Sensitivity and specificity of dsDNA antibodies in SLE are highly dependent on the method used. The most frequently used methods in routine clinical laboratories are Farr assay (RIA), CLIFT (Crithidia luciliae immunofluorescence test), and ELISA. The Farr was the first quantitative anti-dsDNA assay used and remains the standard reference method. However, it is time-consuming, technically more difficult, and involves the use of radioactive dsDNA. CLIFT is highly specific though its sensitivity is recognised as being low. It also becomes cumbersome when large numbers of samples are involved, and is not quantitative unless the titre is determined by assaying serial sample dilutions. On the other hand, ELISA systems for anti-dsDNA are straightforward, rapid, quantitative, and reproducible but require highly purified antigens. Moreover, commercial anti-dsDNA ELISA kits are inconsistent in terms of performance which may relate to the antigens selected. To overcome these issues, many laboratories use a combination of methods for dsDNA antibody measurement – e.g. screen with ELISA and confirm with CLIFT. The problem then becomes what to do when there are discrepancies in the different method results.

In the following study the authors evaluate the clinical significance of ELISA positive but CLIFT negative results:

  • Kim KH, Han JY, Kim JM, Lee SW, Chung WT:
    Clinical significance of ELISA positive and immunofluorescence negative anti-dsDNA antibody
    Clin Chim Acta 2007, 380:182-185

371 patients were tested with ELISA (Scimedx, USA) and CLIFT (MBL, Japan) according to the manufacturers’ instructions. 93 blood donors were found negative by both assays. Of 131 ELISA positive samples, 60 were negative with the CLIFT.

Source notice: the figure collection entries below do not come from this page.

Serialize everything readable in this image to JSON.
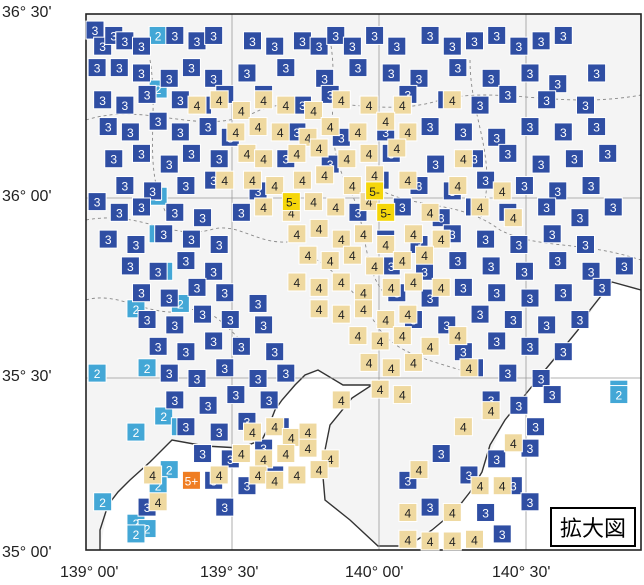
{
  "legend_label": "拡大図",
  "axes": {
    "lat_labels": [
      "36° 30'",
      "36° 00'",
      "35° 30'",
      "35° 00'"
    ],
    "lon_labels": [
      "139° 00'",
      "139° 30'",
      "140° 00'",
      "140° 30'"
    ]
  },
  "colors": {
    "int2": "#43a7d6",
    "int3": "#2f4ea3",
    "int4": "#efd9a0",
    "int5minus": "#f5d60a",
    "int5plus": "#ef7d22",
    "text_dark": "#ffffff",
    "text_light": "#222222"
  },
  "stations": {
    "int2": {
      "label": "2",
      "pts": [
        [
          13,
          4
        ],
        [
          13,
          14
        ],
        [
          13,
          34
        ],
        [
          13,
          41
        ],
        [
          14,
          48
        ],
        [
          9,
          55
        ],
        [
          17,
          54
        ],
        [
          2,
          67
        ],
        [
          11,
          66
        ],
        [
          14,
          75
        ],
        [
          9,
          78
        ],
        [
          17,
          77
        ],
        [
          15,
          85
        ],
        [
          13,
          88
        ],
        [
          3,
          91
        ],
        [
          9,
          95
        ],
        [
          11,
          96
        ],
        [
          9,
          97
        ],
        [
          96,
          70
        ],
        [
          96,
          71
        ]
      ]
    },
    "int3": {
      "label": "3",
      "pts": [
        [
          1,
          3
        ],
        [
          3,
          6
        ],
        [
          5,
          4
        ],
        [
          7,
          5
        ],
        [
          10,
          6
        ],
        [
          16,
          4
        ],
        [
          20,
          5
        ],
        [
          23,
          4
        ],
        [
          30,
          5
        ],
        [
          34,
          6
        ],
        [
          39,
          5
        ],
        [
          42,
          6
        ],
        [
          45,
          4
        ],
        [
          48,
          6
        ],
        [
          52,
          4
        ],
        [
          56,
          6
        ],
        [
          62,
          4
        ],
        [
          66,
          6
        ],
        [
          70,
          5
        ],
        [
          74,
          4
        ],
        [
          78,
          6
        ],
        [
          82,
          5
        ],
        [
          86,
          4
        ],
        [
          2,
          10
        ],
        [
          6,
          10
        ],
        [
          10,
          11
        ],
        [
          15,
          12
        ],
        [
          19,
          10
        ],
        [
          23,
          12
        ],
        [
          29,
          11
        ],
        [
          36,
          10
        ],
        [
          43,
          12
        ],
        [
          49,
          10
        ],
        [
          55,
          11
        ],
        [
          60,
          12
        ],
        [
          67,
          10
        ],
        [
          73,
          12
        ],
        [
          80,
          11
        ],
        [
          85,
          13
        ],
        [
          92,
          11
        ],
        [
          3,
          16
        ],
        [
          7,
          17
        ],
        [
          11,
          15
        ],
        [
          17,
          16
        ],
        [
          21,
          17
        ],
        [
          25,
          15
        ],
        [
          32,
          15
        ],
        [
          39,
          17
        ],
        [
          44,
          15
        ],
        [
          51,
          17
        ],
        [
          58,
          15
        ],
        [
          65,
          16
        ],
        [
          71,
          17
        ],
        [
          76,
          15
        ],
        [
          83,
          16
        ],
        [
          90,
          17
        ],
        [
          4,
          21
        ],
        [
          8,
          22
        ],
        [
          13,
          20
        ],
        [
          17,
          22
        ],
        [
          22,
          21
        ],
        [
          26,
          23
        ],
        [
          38,
          22
        ],
        [
          46,
          23
        ],
        [
          54,
          22
        ],
        [
          62,
          21
        ],
        [
          68,
          22
        ],
        [
          74,
          23
        ],
        [
          80,
          21
        ],
        [
          86,
          22
        ],
        [
          92,
          21
        ],
        [
          5,
          27
        ],
        [
          10,
          26
        ],
        [
          15,
          28
        ],
        [
          19,
          26
        ],
        [
          24,
          27
        ],
        [
          36,
          27
        ],
        [
          44,
          28
        ],
        [
          55,
          26
        ],
        [
          63,
          28
        ],
        [
          70,
          27
        ],
        [
          76,
          26
        ],
        [
          82,
          28
        ],
        [
          88,
          27
        ],
        [
          94,
          26
        ],
        [
          7,
          32
        ],
        [
          12,
          33
        ],
        [
          18,
          32
        ],
        [
          23,
          31
        ],
        [
          31,
          33
        ],
        [
          53,
          31
        ],
        [
          60,
          32
        ],
        [
          66,
          33
        ],
        [
          72,
          31
        ],
        [
          79,
          32
        ],
        [
          85,
          33
        ],
        [
          91,
          32
        ],
        [
          2,
          35
        ],
        [
          6,
          37
        ],
        [
          10,
          36
        ],
        [
          16,
          37
        ],
        [
          21,
          38
        ],
        [
          28,
          37
        ],
        [
          49,
          37
        ],
        [
          57,
          36
        ],
        [
          64,
          38
        ],
        [
          70,
          36
        ],
        [
          76,
          37
        ],
        [
          83,
          36
        ],
        [
          89,
          38
        ],
        [
          95,
          36
        ],
        [
          4,
          42
        ],
        [
          9,
          43
        ],
        [
          14,
          41
        ],
        [
          19,
          42
        ],
        [
          24,
          43
        ],
        [
          54,
          42
        ],
        [
          60,
          43
        ],
        [
          66,
          41
        ],
        [
          72,
          42
        ],
        [
          78,
          43
        ],
        [
          84,
          41
        ],
        [
          90,
          43
        ],
        [
          8,
          47
        ],
        [
          13,
          48
        ],
        [
          18,
          46
        ],
        [
          23,
          48
        ],
        [
          55,
          47
        ],
        [
          61,
          48
        ],
        [
          67,
          46
        ],
        [
          73,
          47
        ],
        [
          79,
          48
        ],
        [
          85,
          46
        ],
        [
          91,
          48
        ],
        [
          97,
          47
        ],
        [
          10,
          52
        ],
        [
          15,
          53
        ],
        [
          20,
          51
        ],
        [
          25,
          52
        ],
        [
          31,
          54
        ],
        [
          56,
          52
        ],
        [
          62,
          53
        ],
        [
          68,
          51
        ],
        [
          74,
          52
        ],
        [
          80,
          53
        ],
        [
          86,
          52
        ],
        [
          93,
          51
        ],
        [
          11,
          57
        ],
        [
          16,
          58
        ],
        [
          21,
          56
        ],
        [
          26,
          57
        ],
        [
          32,
          58
        ],
        [
          59,
          57
        ],
        [
          65,
          58
        ],
        [
          71,
          56
        ],
        [
          77,
          57
        ],
        [
          83,
          58
        ],
        [
          89,
          57
        ],
        [
          13,
          62
        ],
        [
          18,
          63
        ],
        [
          23,
          61
        ],
        [
          28,
          62
        ],
        [
          34,
          63
        ],
        [
          62,
          62
        ],
        [
          68,
          63
        ],
        [
          74,
          61
        ],
        [
          80,
          62
        ],
        [
          86,
          63
        ],
        [
          15,
          67
        ],
        [
          20,
          68
        ],
        [
          25,
          66
        ],
        [
          31,
          68
        ],
        [
          36,
          67
        ],
        [
          70,
          66
        ],
        [
          76,
          67
        ],
        [
          82,
          68
        ],
        [
          16,
          72
        ],
        [
          22,
          73
        ],
        [
          27,
          71
        ],
        [
          33,
          72
        ],
        [
          73,
          72
        ],
        [
          78,
          73
        ],
        [
          84,
          71
        ],
        [
          18,
          77
        ],
        [
          24,
          78
        ],
        [
          29,
          76
        ],
        [
          35,
          77
        ],
        [
          81,
          77
        ],
        [
          21,
          82
        ],
        [
          26,
          83
        ],
        [
          32,
          81
        ],
        [
          64,
          82
        ],
        [
          74,
          83
        ],
        [
          80,
          81
        ],
        [
          23,
          87
        ],
        [
          29,
          88
        ],
        [
          34,
          86
        ],
        [
          58,
          87
        ],
        [
          69,
          86
        ],
        [
          77,
          88
        ],
        [
          11,
          92
        ],
        [
          25,
          92
        ],
        [
          62,
          92
        ],
        [
          72,
          93
        ],
        [
          80,
          91
        ],
        [
          75,
          97
        ]
      ]
    },
    "int4": {
      "label": "4",
      "pts": [
        [
          20,
          17
        ],
        [
          24,
          16
        ],
        [
          28,
          18
        ],
        [
          32,
          16
        ],
        [
          36,
          17
        ],
        [
          41,
          18
        ],
        [
          46,
          16
        ],
        [
          51,
          17
        ],
        [
          57,
          17
        ],
        [
          66,
          16
        ],
        [
          27,
          22
        ],
        [
          31,
          21
        ],
        [
          35,
          22
        ],
        [
          40,
          23
        ],
        [
          44,
          21
        ],
        [
          49,
          22
        ],
        [
          54,
          20
        ],
        [
          58,
          22
        ],
        [
          29,
          26
        ],
        [
          32,
          27
        ],
        [
          38,
          26
        ],
        [
          42,
          25
        ],
        [
          47,
          27
        ],
        [
          51,
          26
        ],
        [
          56,
          25
        ],
        [
          68,
          27
        ],
        [
          25,
          31
        ],
        [
          30,
          31
        ],
        [
          34,
          32
        ],
        [
          39,
          31
        ],
        [
          43,
          30
        ],
        [
          48,
          32
        ],
        [
          52,
          30
        ],
        [
          58,
          31
        ],
        [
          67,
          32
        ],
        [
          75,
          33
        ],
        [
          32,
          36
        ],
        [
          37,
          37
        ],
        [
          41,
          35
        ],
        [
          45,
          36
        ],
        [
          51,
          35
        ],
        [
          62,
          37
        ],
        [
          71,
          36
        ],
        [
          77,
          38
        ],
        [
          38,
          41
        ],
        [
          42,
          40
        ],
        [
          46,
          42
        ],
        [
          50,
          41
        ],
        [
          54,
          43
        ],
        [
          59,
          41
        ],
        [
          64,
          42
        ],
        [
          40,
          45
        ],
        [
          44,
          46
        ],
        [
          48,
          45
        ],
        [
          52,
          47
        ],
        [
          57,
          46
        ],
        [
          61,
          45
        ],
        [
          38,
          50
        ],
        [
          42,
          51
        ],
        [
          46,
          50
        ],
        [
          50,
          52
        ],
        [
          55,
          51
        ],
        [
          59,
          50
        ],
        [
          64,
          51
        ],
        [
          42,
          55
        ],
        [
          46,
          56
        ],
        [
          50,
          55
        ],
        [
          54,
          57
        ],
        [
          58,
          56
        ],
        [
          49,
          60
        ],
        [
          53,
          61
        ],
        [
          57,
          60
        ],
        [
          62,
          62
        ],
        [
          67,
          60
        ],
        [
          51,
          65
        ],
        [
          55,
          66
        ],
        [
          59,
          65
        ],
        [
          69,
          66
        ],
        [
          53,
          70
        ],
        [
          57,
          71
        ],
        [
          46,
          72
        ],
        [
          30,
          78
        ],
        [
          34,
          77
        ],
        [
          37,
          79
        ],
        [
          40,
          78
        ],
        [
          28,
          82
        ],
        [
          32,
          83
        ],
        [
          36,
          82
        ],
        [
          40,
          81
        ],
        [
          44,
          83
        ],
        [
          31,
          86
        ],
        [
          34,
          87
        ],
        [
          38,
          86
        ],
        [
          42,
          85
        ],
        [
          12,
          86
        ],
        [
          13,
          91
        ],
        [
          60,
          85
        ],
        [
          68,
          77
        ],
        [
          73,
          74
        ],
        [
          77,
          80
        ],
        [
          71,
          88
        ],
        [
          75,
          88
        ],
        [
          58,
          93
        ],
        [
          66,
          93
        ],
        [
          58,
          98
        ],
        [
          62,
          99
        ],
        [
          66,
          99
        ],
        [
          70,
          98
        ],
        [
          24,
          86
        ]
      ]
    },
    "int5minus": {
      "label": "5-",
      "pts": [
        [
          37,
          35
        ],
        [
          52,
          33
        ],
        [
          54,
          37
        ]
      ]
    },
    "int5plus": {
      "label": "5+",
      "pts": [
        [
          19,
          87
        ]
      ]
    }
  }
}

Of the 60 discrepant samples, 44 were available in sufficient amounts for further analysis. These samples, as well as the 93 blood donors found negative in both the ELISA and the CLIFT, were further tested using Farr and another 3 commercial dsDNA ELISA tests. Full clinical review was performed on these patients to determine the clinical relevance of the results. 35 (79.5%) of the 44 discrepant samples had 3 or more SLE criteria, excluding the anti-dsDNA criterion. The performance of the kits and methods was as follows:

Kit Antigen

Sensitivity

Specificity

Efficiency

QuantaLite Calf thymus

54.29

95.10

84.67

Euroimmun Salmon testis

11.43

97.06

75.18

MesaCUP Bacteriophage

77.14

94.12

89.78

Scimedx Plasmid

100.00

91.18

93.43

CLIFT  

(0.00)

(100,00)

74.45

Farr Recombinant

74.29

92.16

87.59

Table: Diagnostic efficiency of different anti-dsDNA tests with respect to the number of SLE criteria present for the 44 anti-dsDNA ELISA positive and CLIFT negative patients and for 93 healthy blood donors.

Although the study is limited by the fact that not all samples were tested by all methods, it still gives a likely indication as to the usefulness of the different methods in a clinical setting. The results of the study showed that some anti-dsDNA ELISA kits have diagnostic efficiencies that are similar to that of the Farr assay. The study identifies a group of patients that are ELISA positive but CLIFT negative for anti-dsDNA, and indicates that the majority of these patients have clinically relevant SLE.